Skandia decidió tomar las riendas. Tras intentarlo con Luís Blasco, de Telefónica, llegaron a un acuerdo con Ignacio Sánchez Galán y José Sáinz Armada, de Iberdrola. Skandia compraba su paquete por 90 millones de euros. Los suecos estaban ya repartiéndose cargos, sin saber que Jaume Roures quería quedarse con Mediapark. Los escandinavos se enfadaron mucho por considerar que Iberdrola no podía negociar con Roures alcanzado un acuerdo con ellos.
Iberdrola suscribió una ampliación de 30 millones de euros, para limpiar Mediapark; y Roures se hizo con la parte principal de la compañía (la que tenía los platós de televisión), sin pagar los 90 millones de Skandia. Cosas que sólo se comprenden por la influenza de Roures en Moncloa. Los suecos llevaron el tema a los tribunales, incluso pretendían posibles delitos de administración fraudulenta y apropiación indebida, pero aceptaron una indemnización y se largaron.

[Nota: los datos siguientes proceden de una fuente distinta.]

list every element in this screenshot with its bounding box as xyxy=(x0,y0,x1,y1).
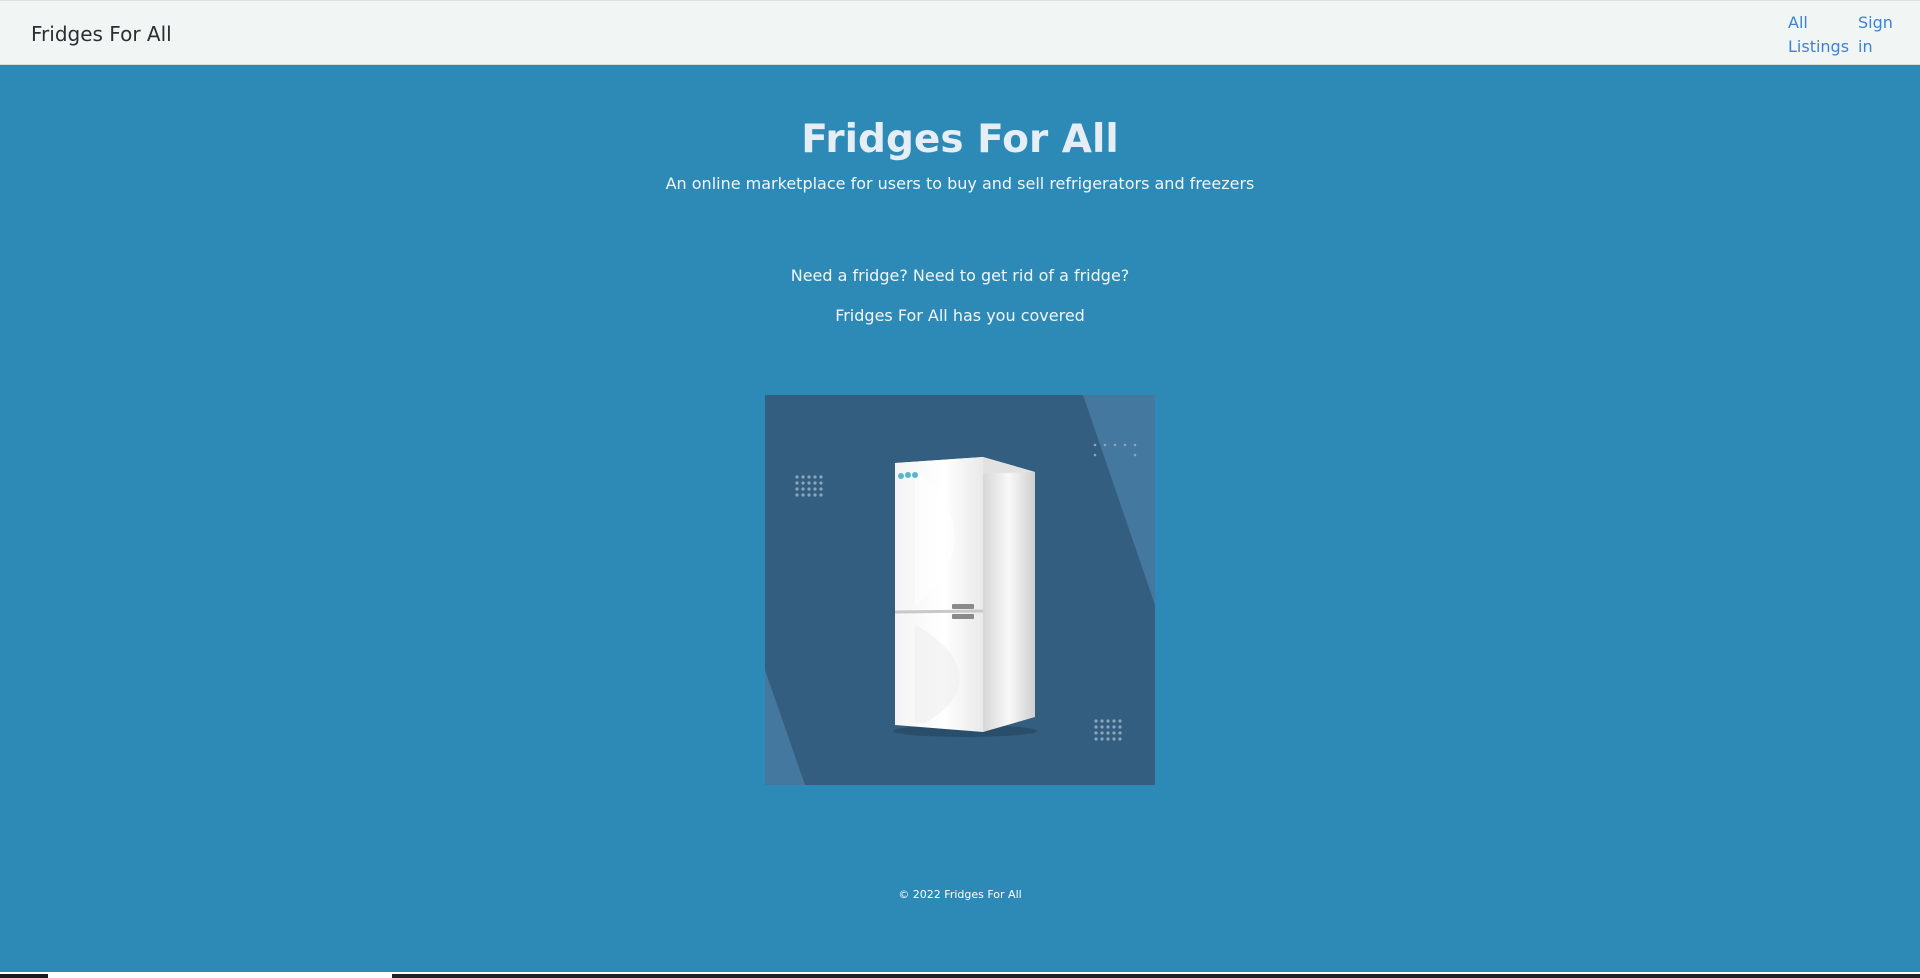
promo-image xyxy=(765,395,1155,785)
navbar: Fridges For All All Listings Sign in xyxy=(0,0,1920,65)
footer-copyright: © 2022 Fridges For All xyxy=(898,888,1022,901)
fridge-side xyxy=(983,457,1035,732)
dot-grid-bottom-right xyxy=(1094,719,1122,741)
brand-link[interactable]: Fridges For All xyxy=(31,20,172,48)
nav-link-sign-in[interactable]: Sign in xyxy=(1858,11,1898,59)
fridge-handle-bottom xyxy=(952,614,974,619)
nav-link-all-listings[interactable]: All Listings xyxy=(1788,11,1854,59)
bottom-strip xyxy=(0,972,1920,978)
dot-grid-top-left xyxy=(795,475,823,497)
refrigerator-illustration-icon xyxy=(765,395,1155,785)
lead-tagline: Fridges For All has you covered xyxy=(835,306,1085,325)
lead-question: Need a fridge? Need to get rid of a frid… xyxy=(790,266,1130,285)
decor-panel-bottom-left xyxy=(765,670,805,785)
hero-title: Fridges For All xyxy=(801,117,1119,162)
decor-panel-top-right xyxy=(1083,395,1155,605)
hero-subtitle: An online marketplace for users to buy a… xyxy=(665,174,1255,193)
fridge-handle-top xyxy=(952,604,974,609)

Tiempo antes, Roures había contactado con la mexicana Televisa, de la familia Azcárraga, para conseguirles un “balcón” televisivo en la España de Zapatero. Los mexicanos habían quedado con un pie en el estribo de Antena 3, cuando vendía Telefónica y Aznar prefirió a José Manuel Lara (Planeta/Hemisferio). Roures exhibía un carné de “máxima influencia” en Moncloa y los cameló. Les organizó reuniones con el Gobierno, donde les digeron que Moncloa quiere apoyar a las productoras nacionales, cosa que luego sucede a favor de Roures. Les proponen que entren como financiadores de ese nuevo canal de las productoras, que acabará siendo La Sexta. Roures les explica que “La Sexta va a ser la sustituta de Prisa”, en recibir el favor del Gobierno. Los mexicanos pusieron el dinero y vieron que no entraban los otros inversores prometidos, que no pintan nada en la línea editorial; y que el dinero se evapora en derechos deportivos de rentabilización dudosa, cosas “made in Roures”. La relación se puso tensa, pero Roures consiguió la TDT de pago, justo antes de las vacaciones. Otro favor de ZP. Con esos amigos, Televisa acudió a la última ampliación de capital in extremis, y le salvó el trasero a Roures.